Discussion
In this case, the patient developed unexplained postoperative DOC, which was suspected to be an epileptic seizure based on the diagnostic and therapeutic intervention. Epilepsy is considered one of the most serious neurological disorders, affecting over 70 million people worldwide [4]. Its incidence follows a bimodal distribution, with the highest risk observed in infants and the elderly. Furthermore, it has been pointed out that approximately 30% of elderly-onset epilepsy cases experience status epilepticus at the time of initial onset, and among them, the frequency of NCSE is high [5]. NCSE is defined as a condition characterized by non-convulsive clinical neurological symptoms caused by EEG seizure activity lasting for more than 30 minutes [6]. The symptoms of NCSE have been reported to manifest as altered consciousness, in the form of confusion or coma, as well as language impairment, myoclonus-like movements, anxiety, excitement, delirium and extrapyramidal symptoms [7]. In this case, the patient initially regained consciousness after completion of general anesthesia. However, shortly thereafter, he experienced loss of consciousness that persisted for more than 30 minutes. Although EEG could not be performed during the episode of impaired consciousness, it is likely that the patient experienced NCSE characterized by the predominant symptom of DOC. NCSE is a condition that is often observed in patients with unexplained DOC in whom no clear cause is identified by imaging. The diagnosis and, hence, treatment of this condition, is often missed because it does not present with obvious seizures. However, if treatment is delayed, it can lead to irreversible brain damage. Therefore, early diagnosis and prompt treatment are crucial [8]. The risk factors for the development of NCSE include prodromal generalized tonic-clonic seizures, a history of epilepsy, advanced age, female gender, and a history of brain injury. Therefore, in the presence of any of these risk factors in a patient with unexplained DOC, NCSE should be considered in the differential diagnosis [9,10]. In this patient, there were no specific risk factors except for advanced age, which made the diagnosis challenging.
The treatment of NCSE often involves the administration of benzodiazepines, which have been found to be effective [11,12]. In this case, significant improvement in consciousness was observed after administration of diazepam. Other medications, such as phenytoin and valproic acid, might also be considered in the treatment. Newer antiepileptic drugs, such as levetiracetam, which have fewer side effects and drug interactions, can also be used for the treatment of NCSE [13].

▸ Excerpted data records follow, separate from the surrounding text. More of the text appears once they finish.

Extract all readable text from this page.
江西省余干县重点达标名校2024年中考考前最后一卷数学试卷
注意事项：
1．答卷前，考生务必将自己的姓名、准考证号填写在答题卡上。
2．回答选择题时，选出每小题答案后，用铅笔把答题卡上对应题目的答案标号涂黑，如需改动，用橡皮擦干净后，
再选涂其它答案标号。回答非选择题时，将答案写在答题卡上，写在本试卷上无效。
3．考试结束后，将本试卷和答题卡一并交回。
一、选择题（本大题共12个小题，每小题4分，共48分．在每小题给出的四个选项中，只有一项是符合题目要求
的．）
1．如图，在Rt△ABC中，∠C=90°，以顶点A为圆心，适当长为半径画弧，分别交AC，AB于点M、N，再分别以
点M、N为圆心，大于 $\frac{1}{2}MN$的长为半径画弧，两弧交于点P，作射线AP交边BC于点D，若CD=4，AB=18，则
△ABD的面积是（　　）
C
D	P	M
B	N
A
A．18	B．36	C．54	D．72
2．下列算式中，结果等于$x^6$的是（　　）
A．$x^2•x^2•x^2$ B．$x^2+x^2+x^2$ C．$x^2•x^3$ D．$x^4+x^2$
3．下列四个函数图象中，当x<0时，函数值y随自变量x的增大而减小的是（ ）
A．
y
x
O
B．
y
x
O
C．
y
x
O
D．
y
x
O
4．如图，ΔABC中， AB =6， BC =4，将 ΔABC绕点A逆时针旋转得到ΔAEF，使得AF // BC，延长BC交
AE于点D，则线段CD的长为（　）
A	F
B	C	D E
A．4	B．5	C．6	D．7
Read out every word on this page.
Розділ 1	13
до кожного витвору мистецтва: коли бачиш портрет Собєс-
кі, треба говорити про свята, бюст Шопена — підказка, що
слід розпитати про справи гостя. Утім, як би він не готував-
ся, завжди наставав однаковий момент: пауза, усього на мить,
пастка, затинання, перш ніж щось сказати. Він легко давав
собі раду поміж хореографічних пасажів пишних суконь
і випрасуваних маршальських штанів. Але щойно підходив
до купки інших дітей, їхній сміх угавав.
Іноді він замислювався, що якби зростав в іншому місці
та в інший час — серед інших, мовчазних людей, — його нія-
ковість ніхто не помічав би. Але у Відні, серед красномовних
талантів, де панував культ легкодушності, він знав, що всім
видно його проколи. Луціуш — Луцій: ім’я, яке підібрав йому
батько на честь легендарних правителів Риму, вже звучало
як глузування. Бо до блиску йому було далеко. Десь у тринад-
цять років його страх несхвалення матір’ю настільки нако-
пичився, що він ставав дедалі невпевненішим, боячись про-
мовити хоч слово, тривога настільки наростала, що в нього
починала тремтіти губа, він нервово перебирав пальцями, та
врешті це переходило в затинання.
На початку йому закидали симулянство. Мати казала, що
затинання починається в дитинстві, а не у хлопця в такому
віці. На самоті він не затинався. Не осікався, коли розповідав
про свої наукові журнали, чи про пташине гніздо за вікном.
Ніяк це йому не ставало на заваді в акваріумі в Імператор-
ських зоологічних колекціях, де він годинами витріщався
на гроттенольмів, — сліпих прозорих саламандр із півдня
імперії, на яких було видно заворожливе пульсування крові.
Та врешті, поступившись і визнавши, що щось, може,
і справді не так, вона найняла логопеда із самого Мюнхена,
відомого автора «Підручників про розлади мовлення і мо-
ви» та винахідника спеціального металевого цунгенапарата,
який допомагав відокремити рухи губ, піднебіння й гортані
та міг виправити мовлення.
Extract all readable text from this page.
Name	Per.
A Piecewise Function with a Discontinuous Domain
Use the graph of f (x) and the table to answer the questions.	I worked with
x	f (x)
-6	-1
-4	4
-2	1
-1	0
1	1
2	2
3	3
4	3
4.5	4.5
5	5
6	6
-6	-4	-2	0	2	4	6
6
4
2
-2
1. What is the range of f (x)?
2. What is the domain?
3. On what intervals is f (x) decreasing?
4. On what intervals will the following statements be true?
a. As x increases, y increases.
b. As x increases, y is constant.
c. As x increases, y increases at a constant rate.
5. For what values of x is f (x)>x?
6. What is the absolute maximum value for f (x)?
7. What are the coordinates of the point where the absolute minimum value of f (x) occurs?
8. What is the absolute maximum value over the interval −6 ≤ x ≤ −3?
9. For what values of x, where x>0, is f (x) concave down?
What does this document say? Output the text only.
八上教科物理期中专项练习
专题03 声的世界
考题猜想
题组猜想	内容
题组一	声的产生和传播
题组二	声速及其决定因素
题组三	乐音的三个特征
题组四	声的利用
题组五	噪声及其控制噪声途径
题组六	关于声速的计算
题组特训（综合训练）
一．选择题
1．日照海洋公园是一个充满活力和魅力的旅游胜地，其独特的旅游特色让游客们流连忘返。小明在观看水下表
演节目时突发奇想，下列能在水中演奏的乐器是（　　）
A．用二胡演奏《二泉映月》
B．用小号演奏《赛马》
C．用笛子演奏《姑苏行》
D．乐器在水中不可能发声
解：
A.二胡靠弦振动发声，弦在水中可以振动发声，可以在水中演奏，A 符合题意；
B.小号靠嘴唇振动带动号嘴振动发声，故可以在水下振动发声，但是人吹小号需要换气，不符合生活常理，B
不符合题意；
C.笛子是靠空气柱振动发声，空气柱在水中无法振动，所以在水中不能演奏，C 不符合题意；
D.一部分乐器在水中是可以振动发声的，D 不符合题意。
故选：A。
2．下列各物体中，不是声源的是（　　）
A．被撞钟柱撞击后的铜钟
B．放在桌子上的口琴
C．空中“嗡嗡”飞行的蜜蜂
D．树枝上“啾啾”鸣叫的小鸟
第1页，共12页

It is indeed rare to observe the onset of NCSE immediately after the completion of general anesthesia for surgery. To our knowledge, there have been a few reported cases of NCSE occurring after neurosurgical procedures, but only one reported case of NCSE following non-cranial surgery [14]. Our experience suggests that when organic causes for post-anesthetic impaired consciousness are ruled out, NCSE should be considered in the differential diagnosis. If feasible, immediate EEG monitoring should also be considered to aid in diagnosis.
In this case, although a definitive diagnosis of NCSE could not be made due to the unavailability of immediate EEG monitoring, improvement in consciousness level immediately following the administration of diazepam as a diagnostic and therapeutic intervention strongly suggested the possibility of NCSE. Post-anesthetic DOC can often be attributed to residual effects of anesthetic drugs, making it challenging to diagnose NCSE. However, in elderly patients, NCSE should be considered in the differential diagnosis of DOC. Fortunately, in this case, the patient was managed without severe neurological complications.